During the cooler months this year, we spoke to Mount Eliza’s Jaymie Moynihan about Scarves for Social Change, her community project focused on knitting hundreds of items for people in need and which has raised more than $9500 for youth projects. Now, as we approach another fire season, 22-year-old Jaymie is preparing to swap her knitting needles for her safety gear as a volunteer CFA firefighter.
It all began in mid-2017 when Jaymie followed in the footsteps of her uncle – a volunteer firefighter who she’d always looked up to. Jumping at the chance to join the CFA, Jaymie originally thought that she’d help behind the scenes. She quickly learnt there were no gender barriers – if you’re willing to do the job, women are provided with the same hands-on work as men.
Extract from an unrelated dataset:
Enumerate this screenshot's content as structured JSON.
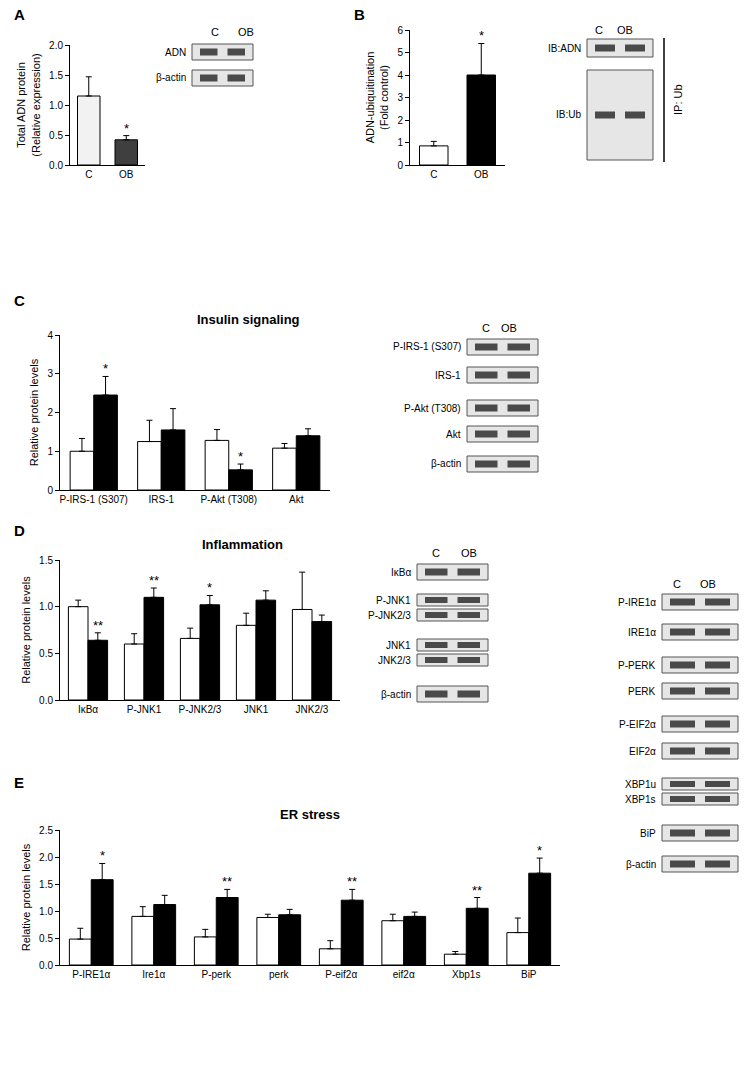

Consequently, when Jaymie was asked if she wanted to complete the training to be on the frontline, she said: “Why not?” Together the handful of women at the Mount Eliza CFA have become close friends and thrive on supporting each other.
“I struggled when I came back from my most recent time away,” said Jaymie. “It was a four-day stint in Gippsland, but I spoke to other firefighters who helped me. I’d never been in a bushfire of that large scale before. It was unfathomable. The best thing to do was to get back on the truck after a couple of months. We’re the most equipped people out there and I had an amazing crew with me when I was terrified, which made the situation easier to bear. If needed, I’d do it again. I’m keen to get back out there now.”
After regrouping and having a few months off, Jaymie decided to return. While COVID-19 halted the brigade’s weekly training sessions, operations have restarted with masks and gloves, and pre-summer training has commenced. Drills are pivotal as a refresher and making sure that everyone’s skills are up to scratch after a quieter off-season. After the horrendous Black Summer bushfires, Jaymie’s happy to see lots of her fellow volunteer firefighters return.
“You’ve got to be ready. You’re on standby, and you can apply to be assigned interstate. Mount Eliza CFA is great because they allow you to commit what you can, and your experience is always valued.”
To get started, Jaymie stopped by www.cfa.vic.gov.au/volunteer-careers, signed up for her local brigade and chose the role she was interested in. You can do this too. “If you’ve been on the fence about volunteering, all I can say is ‘Do it!’ It’s helped me to see that there’s nothing men do that women can’t, plus all skill sets are advantageous because there’s many areas that you can support. It’s given me the opportunity to meet people from all different walks of life. I’m passionate about promoting women joining the service in what is often perceived to be a male-dominated field.”